Elvis has left the building

This column is not trying to fit way bigger shoes. For a very long time, in this very space on the left hand edge of this left-hand page sat the column of one of the automotive industry’s media icons.

I’m talking of none other than Ray Butch Gamboa, who passed away last November 15 at the age of 76. His column, Motoring Today, has been a fixture of this Wheels section (formerly called Motoring section) longer than the time I have been its editor, which has been a decently lengthy 11 years. In fact, Butch’s column appeared in this section throughout the 10 years of my predecessor, Dong Magsajo. It also predated Dong’s own predecessor, Junep Ocampo. Butch Gamboa started writing his column for The Philippine STAR under the helm of Roman Floresca.

That was way back in 1998—a whopping 25 years of nearly perfect 99.9-percent weekly submissions across four different editors.

Butch Gamboa and I go way back. Needless to say, it all started with me being an avid viewer of his automotive TV show from which he got his column’s name. Motoring Today started airing on June 7, 1987. I was 21 years old then and in my final year in college. Butch, who produced the show under his company, Sunshine Television, co-hosted it with legendary racer Pocholo Ramirez. I watched it every week. 

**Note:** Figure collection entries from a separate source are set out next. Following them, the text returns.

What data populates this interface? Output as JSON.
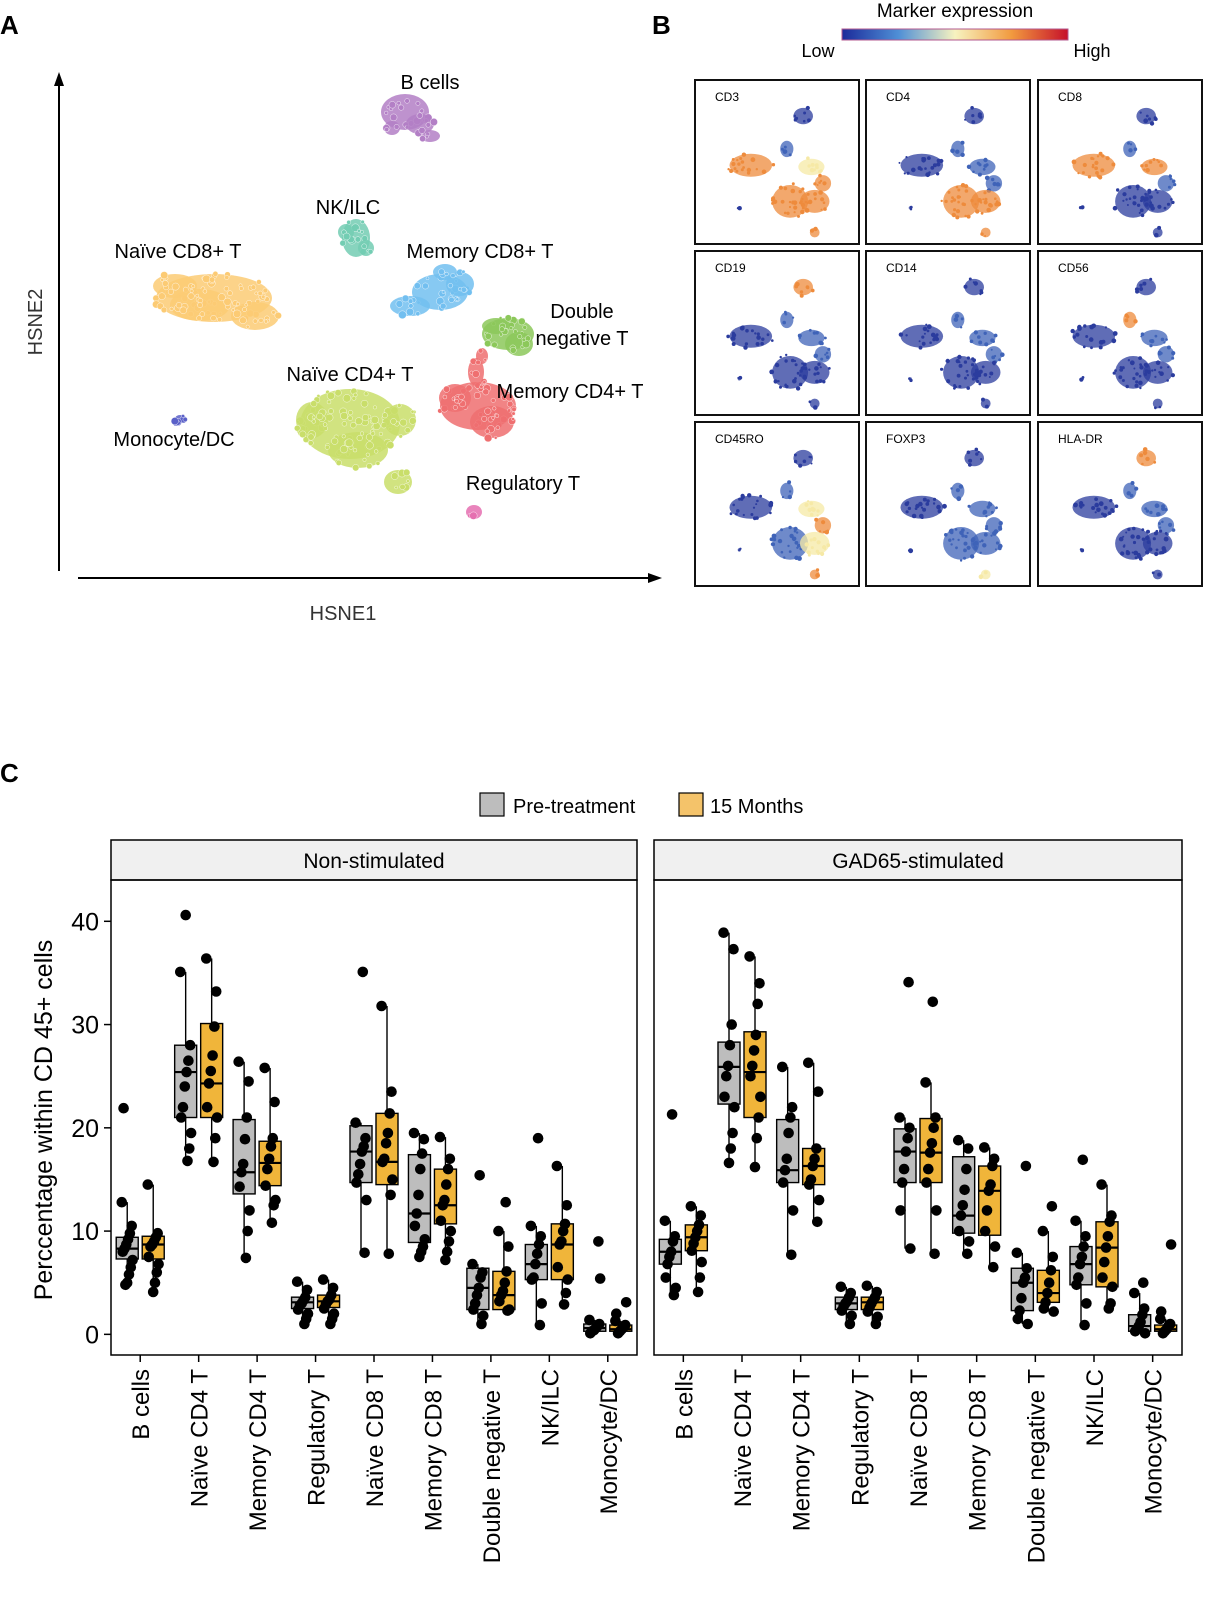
{
  "panels": {
    "a": "A",
    "b": "B",
    "c": "C"
  },
  "tsne": {
    "xlabel": "HSNE1",
    "ylabel": "HSNE2",
    "clusters": [
      {
        "name": "B cells",
        "color": "#b37fc6"
      },
      {
        "name": "NK/ILC",
        "color": "#73cdb3"
      },
      {
        "name": "Naïve CD8+ T",
        "color": "#fccb74"
      },
      {
        "name": "Memory CD8+ T",
        "color": "#72bff0"
      },
      {
        "name": "Double negative T",
        "color": "#8cc85a"
      },
      {
        "name": "Naïve CD4+ T",
        "color": "#c9de6a"
      },
      {
        "name": "Memory CD4+ T",
        "color": "#ef6f70"
      },
      {
        "name": "Monocyte/DC",
        "color": "#5a60c8"
      },
      {
        "name": "Regulatory T",
        "color": "#e56fb0"
      }
    ]
  },
  "marker_panel": {
    "title": "Marker expression",
    "low": "Low",
    "high": "High",
    "markers": [
      {
        "name": "CD3",
        "pattern": "cd3"
      },
      {
        "name": "CD4",
        "pattern": "cd4"
      },
      {
        "name": "CD8",
        "pattern": "cd8"
      },
      {
        "name": "CD19",
        "pattern": "cd19"
      },
      {
        "name": "CD14",
        "pattern": "low"
      },
      {
        "name": "CD56",
        "pattern": "cd56"
      },
      {
        "name": "CD45RO",
        "pattern": "cd45ro"
      },
      {
        "name": "FOXP3",
        "pattern": "foxp3"
      },
      {
        "name": "HLA-DR",
        "pattern": "hladr"
      }
    ]
  },
  "chart_data": {
    "type": "boxplot",
    "ylabel": "Perccentage within CD 45+ cells",
    "ylim": [
      -2,
      44
    ],
    "yticks": [
      0,
      10,
      20,
      30,
      40
    ],
    "legend": [
      {
        "label": "Pre-treatment",
        "color": "#bdbdbd"
      },
      {
        "label": "15 Months",
        "color": "#f0b53a"
      }
    ],
    "categories": [
      "B cells",
      "Naïve CD4 T",
      "Memory CD4 T",
      "Regulatory T",
      "Naïve CD8 T",
      "Memory CD8 T",
      "Double negative T",
      "NK/ILC",
      "Monocyte/DC"
    ],
    "facets": [
      {
        "title": "Non-stimulated",
        "groups": [
          {
            "pre": {
              "q1": 7.3,
              "median": 8.3,
              "q3": 9.4,
              "min": 4.8,
              "max": 12.8,
              "outliers": [
                21.9
              ]
            },
            "post": {
              "q1": 7.3,
              "median": 8.7,
              "q3": 9.5,
              "min": 4.1,
              "max": 14.5,
              "outliers": []
            },
            "pre_pts": [
              12.8,
              10.5,
              9.8,
              9.2,
              8.7,
              8.3,
              8.0,
              7.2,
              6.5,
              5.8,
              5.0,
              4.8
            ],
            "post_pts": [
              14.5,
              9.8,
              9.4,
              9.0,
              8.7,
              8.5,
              7.5,
              6.8,
              6.0,
              5.0,
              4.1
            ]
          },
          {
            "pre": {
              "q1": 21.0,
              "median": 25.4,
              "q3": 28.0,
              "min": 16.8,
              "max": 35.1,
              "outliers": [
                40.6
              ]
            },
            "post": {
              "q1": 21.0,
              "median": 24.3,
              "q3": 30.1,
              "min": 16.7,
              "max": 36.4,
              "outliers": []
            },
            "pre_pts": [
              35.1,
              28.0,
              26.5,
              25.4,
              24.0,
              22.0,
              21.0,
              19.5,
              18.0,
              16.8
            ],
            "post_pts": [
              36.4,
              33.2,
              29.8,
              27.0,
              25.5,
              24.3,
              22.0,
              21.0,
              19.0,
              16.7
            ]
          },
          {
            "pre": {
              "q1": 13.6,
              "median": 15.7,
              "q3": 20.8,
              "min": 7.4,
              "max": 26.4,
              "outliers": []
            },
            "post": {
              "q1": 14.4,
              "median": 16.6,
              "q3": 18.7,
              "min": 10.8,
              "max": 25.8,
              "outliers": []
            },
            "pre_pts": [
              26.4,
              24.5,
              21.0,
              18.9,
              16.5,
              15.7,
              14.3,
              12.0,
              10.0,
              7.4
            ],
            "post_pts": [
              25.8,
              22.5,
              19.0,
              18.2,
              17.0,
              16.0,
              14.4,
              13.0,
              12.5,
              10.8
            ]
          },
          {
            "pre": {
              "q1": 2.5,
              "median": 3.1,
              "q3": 3.6,
              "min": 0.9,
              "max": 5.1,
              "outliers": []
            },
            "post": {
              "q1": 2.6,
              "median": 3.2,
              "q3": 3.8,
              "min": 1.0,
              "max": 5.3,
              "outliers": []
            },
            "pre_pts": [
              5.1,
              4.3,
              3.6,
              3.3,
              3.0,
              2.8,
              2.4,
              2.0,
              1.5,
              1.0
            ],
            "post_pts": [
              5.3,
              4.5,
              3.8,
              3.4,
              3.2,
              2.9,
              2.5,
              2.0,
              1.5,
              1.0
            ]
          },
          {
            "pre": {
              "q1": 14.7,
              "median": 17.7,
              "q3": 20.2,
              "min": 7.9,
              "max": 20.5,
              "outliers": [
                35.1
              ]
            },
            "post": {
              "q1": 14.5,
              "median": 16.7,
              "q3": 21.4,
              "min": 7.8,
              "max": 31.8,
              "outliers": []
            },
            "pre_pts": [
              20.5,
              19.0,
              18.2,
              17.7,
              16.5,
              15.5,
              14.7,
              13.0,
              7.9
            ],
            "post_pts": [
              31.8,
              23.5,
              21.4,
              19.5,
              18.5,
              17.0,
              16.7,
              15.0,
              13.5,
              7.8
            ]
          },
          {
            "pre": {
              "q1": 8.9,
              "median": 11.7,
              "q3": 17.4,
              "min": 7.5,
              "max": 19.5,
              "outliers": []
            },
            "post": {
              "q1": 10.7,
              "median": 12.5,
              "q3": 16.0,
              "min": 7.2,
              "max": 19.1,
              "outliers": []
            },
            "pre_pts": [
              19.5,
              18.9,
              17.5,
              16.0,
              13.5,
              11.7,
              10.5,
              9.2,
              8.5,
              8.0,
              7.5
            ],
            "post_pts": [
              19.1,
              17.0,
              16.0,
              14.5,
              13.0,
              12.5,
              11.0,
              10.0,
              9.0,
              8.0,
              7.2
            ]
          },
          {
            "pre": {
              "q1": 2.4,
              "median": 4.5,
              "q3": 6.4,
              "min": 1.0,
              "max": 6.8,
              "outliers": [
                15.4
              ]
            },
            "post": {
              "q1": 2.4,
              "median": 3.8,
              "q3": 6.1,
              "min": 2.3,
              "max": 10.0,
              "outliers": [
                12.8
              ]
            },
            "pre_pts": [
              6.8,
              6.0,
              5.5,
              4.5,
              3.8,
              3.0,
              2.4,
              1.8,
              1.0
            ],
            "post_pts": [
              10.0,
              8.5,
              6.1,
              5.0,
              4.2,
              3.8,
              3.2,
              2.4,
              2.3
            ]
          },
          {
            "pre": {
              "q1": 5.3,
              "median": 6.8,
              "q3": 8.7,
              "min": 0.9,
              "max": 10.5,
              "outliers": [
                19.0
              ]
            },
            "post": {
              "q1": 5.3,
              "median": 8.7,
              "q3": 10.7,
              "min": 2.9,
              "max": 16.3,
              "outliers": []
            },
            "pre_pts": [
              10.5,
              9.5,
              8.7,
              7.8,
              6.8,
              5.5,
              5.3,
              3.0,
              0.9
            ],
            "post_pts": [
              16.3,
              12.5,
              10.7,
              10.0,
              9.0,
              8.7,
              6.5,
              5.3,
              4.0,
              2.9
            ]
          },
          {
            "pre": {
              "q1": 0.3,
              "median": 0.6,
              "q3": 1.0,
              "min": 0.1,
              "max": 1.4,
              "outliers": [
                5.4,
                9.0
              ]
            },
            "post": {
              "q1": 0.3,
              "median": 0.5,
              "q3": 0.9,
              "min": 0.1,
              "max": 1.3,
              "outliers": [
                2.0,
                3.1
              ]
            },
            "pre_pts": [
              1.4,
              1.0,
              0.8,
              0.6,
              0.4,
              0.3,
              0.1
            ],
            "post_pts": [
              1.3,
              0.9,
              0.7,
              0.5,
              0.3,
              0.1
            ]
          }
        ]
      },
      {
        "title": "GAD65-stimulated",
        "groups": [
          {
            "pre": {
              "q1": 6.8,
              "median": 8.0,
              "q3": 9.2,
              "min": 3.8,
              "max": 11.0,
              "outliers": [
                21.3
              ]
            },
            "post": {
              "q1": 8.1,
              "median": 9.4,
              "q3": 10.6,
              "min": 4.1,
              "max": 12.4,
              "outliers": []
            },
            "pre_pts": [
              11.0,
              9.5,
              9.0,
              8.0,
              7.5,
              6.8,
              5.5,
              4.5,
              3.8
            ],
            "post_pts": [
              12.4,
              11.5,
              10.6,
              10.0,
              9.4,
              8.8,
              8.1,
              7.0,
              5.5,
              4.1
            ]
          },
          {
            "pre": {
              "q1": 22.3,
              "median": 25.9,
              "q3": 28.3,
              "min": 16.6,
              "max": 38.9,
              "outliers": []
            },
            "post": {
              "q1": 21.0,
              "median": 25.4,
              "q3": 29.3,
              "min": 16.2,
              "max": 36.6,
              "outliers": []
            },
            "pre_pts": [
              38.9,
              37.3,
              30.0,
              28.0,
              26.0,
              25.0,
              23.0,
              22.0,
              19.5,
              18.0,
              16.6
            ],
            "post_pts": [
              36.6,
              34.0,
              32.0,
              29.0,
              27.5,
              26.0,
              25.0,
              23.0,
              21.0,
              19.0,
              16.2
            ]
          },
          {
            "pre": {
              "q1": 14.7,
              "median": 15.9,
              "q3": 20.8,
              "min": 7.7,
              "max": 25.9,
              "outliers": []
            },
            "post": {
              "q1": 14.5,
              "median": 16.3,
              "q3": 18.0,
              "min": 10.9,
              "max": 26.3,
              "outliers": []
            },
            "pre_pts": [
              25.9,
              22.0,
              21.0,
              19.5,
              17.0,
              15.9,
              14.7,
              12.0,
              7.7
            ],
            "post_pts": [
              26.3,
              23.5,
              18.0,
              17.0,
              16.3,
              15.0,
              14.5,
              13.0,
              10.9
            ]
          },
          {
            "pre": {
              "q1": 2.4,
              "median": 3.0,
              "q3": 3.6,
              "min": 1.0,
              "max": 4.6,
              "outliers": []
            },
            "post": {
              "q1": 2.4,
              "median": 3.1,
              "q3": 3.6,
              "min": 1.0,
              "max": 4.7,
              "outliers": []
            },
            "pre_pts": [
              4.6,
              4.0,
              3.6,
              3.2,
              3.0,
              2.7,
              2.3,
              1.8,
              1.0
            ],
            "post_pts": [
              4.7,
              4.1,
              3.6,
              3.3,
              3.0,
              2.6,
              2.2,
              1.7,
              1.0
            ]
          },
          {
            "pre": {
              "q1": 14.7,
              "median": 17.7,
              "q3": 19.9,
              "min": 8.3,
              "max": 21.0,
              "outliers": [
                34.1
              ]
            },
            "post": {
              "q1": 14.7,
              "median": 17.6,
              "q3": 20.9,
              "min": 7.8,
              "max": 24.4,
              "outliers": [
                32.2
              ]
            },
            "pre_pts": [
              21.0,
              20.0,
              19.0,
              17.7,
              16.0,
              14.7,
              12.0,
              8.3
            ],
            "post_pts": [
              24.4,
              21.0,
              20.0,
              18.5,
              17.6,
              16.0,
              14.7,
              12.0,
              7.8
            ]
          },
          {
            "pre": {
              "q1": 9.8,
              "median": 11.5,
              "q3": 17.2,
              "min": 7.8,
              "max": 18.8,
              "outliers": []
            },
            "post": {
              "q1": 9.6,
              "median": 13.9,
              "q3": 16.3,
              "min": 6.5,
              "max": 18.1,
              "outliers": []
            },
            "pre_pts": [
              18.8,
              18.0,
              16.0,
              14.0,
              12.5,
              11.5,
              10.0,
              9.0,
              7.8
            ],
            "post_pts": [
              18.1,
              17.0,
              16.3,
              14.5,
              13.9,
              12.0,
              10.0,
              8.5,
              6.5
            ]
          },
          {
            "pre": {
              "q1": 2.3,
              "median": 5.0,
              "q3": 6.4,
              "min": 1.0,
              "max": 7.9,
              "outliers": [
                16.3
              ]
            },
            "post": {
              "q1": 3.1,
              "median": 4.0,
              "q3": 6.2,
              "min": 2.2,
              "max": 10.0,
              "outliers": [
                12.4
              ]
            },
            "pre_pts": [
              7.9,
              6.4,
              5.5,
              5.0,
              3.5,
              2.3,
              1.5,
              1.0
            ],
            "post_pts": [
              10.0,
              7.5,
              6.2,
              5.0,
              4.0,
              3.1,
              2.5,
              2.2
            ]
          },
          {
            "pre": {
              "q1": 4.8,
              "median": 6.8,
              "q3": 8.5,
              "min": 0.9,
              "max": 11.0,
              "outliers": [
                16.9
              ]
            },
            "post": {
              "q1": 4.6,
              "median": 8.4,
              "q3": 10.9,
              "min": 2.5,
              "max": 14.5,
              "outliers": []
            },
            "pre_pts": [
              11.0,
              9.5,
              8.5,
              7.5,
              6.8,
              5.5,
              4.8,
              3.0,
              0.9
            ],
            "post_pts": [
              14.5,
              11.5,
              10.9,
              9.5,
              8.4,
              7.0,
              5.5,
              4.6,
              3.0,
              2.5
            ]
          },
          {
            "pre": {
              "q1": 0.3,
              "median": 0.8,
              "q3": 1.9,
              "min": 0.1,
              "max": 4.0,
              "outliers": [
                5.0
              ]
            },
            "post": {
              "q1": 0.3,
              "median": 0.5,
              "q3": 0.9,
              "min": 0.1,
              "max": 1.5,
              "outliers": [
                2.2,
                8.7
              ]
            },
            "pre_pts": [
              4.0,
              2.5,
              1.9,
              1.2,
              0.8,
              0.5,
              0.3,
              0.1
            ],
            "post_pts": [
              1.5,
              1.0,
              0.8,
              0.5,
              0.3,
              0.1
            ]
          }
        ]
      }
    ]
  }
}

Six years later, and still an avid viewer, I would finally meet my idol. I was working for the advertising and PR department of Nissan Motor Philippines. It was 1993. We had just launched the Altima, and I was tasked to deliver a demo unit to Butch. I brought the car to his studio, then located at Valle Verde Country Club in Pasig. Needless to say, I was thrilled.

I also got a first-hand experience of Butch’s kindness and generosity. He asked me how I was going home. I said I was going to take a cab. What he said next stunned me: “Why don’t you take my car home?” Naturally, I was embarrassed to drive the car of someone I just met, let alone a TV personality. I told him I didn’t mind taking a cab. But he insisted. So I ended up driving his then-new Civic (Honda being a very new brand in the Philippines in the early 90s). He let me keep his Civic until I retrieved the Altima. 

Not two years after, I began my journalistic career by becoming a contributing writer for a then-new local car magazine, Automotion. Who would also be a contributor to that magazine than Butch Gamboa himself. That was 1995.

We continued to stay in touch until 1998, by which time he was all set to launch a new automotive TV show, Auto Focus. I got a call from Butch asking me to be the news director and segment host of that new show, a role I undertook from 1998 until 2000. For three years, I got to call Butch my boss, although he never changed the dynamics of our relationship, which always stayed like that of a friend-mentor. 

The year 2000 was also the year I began writing for The STAR which, for the second time in my then-young journalistic career, found me having the honor of having my byline appear beside that of my idol’s.

The rest is history, including our bonding moments camping out in the wild Australian Outback of Alice Springs, going on a cruise in Jeju Island in Korea, freezing in a drizzle in pre-winter Tokyo (we would be on the same media trip to Japan more than five times over the intervening 20 years), driving around exotic islands in Thailand, and watching Michael Schumacher battle Jacques Villeneuve at the Australian Grand Prix in Melbourne, among countless other trips, here and abroad. Media trips were always much more fun and colorful with Butch around. His ever-present sense of humor was a godsend in all those long airport queues.

I, together with a few other members of the media, got to visit Butch in his home last March. That would be the last time I would see him.

I miss Butch Gamboa, as does the whole motoring beat and the whole automotive industry. We miss the leather jacket, the hair, and the mustache. But most of all, we miss the genuine warmth, kindness, and strong fraternal (and paternal, depending on one’s age) connection that Butch never failed to engender.

The motoring beat has lost its pioneering rock (and roll) star. Elvis has truly left the building.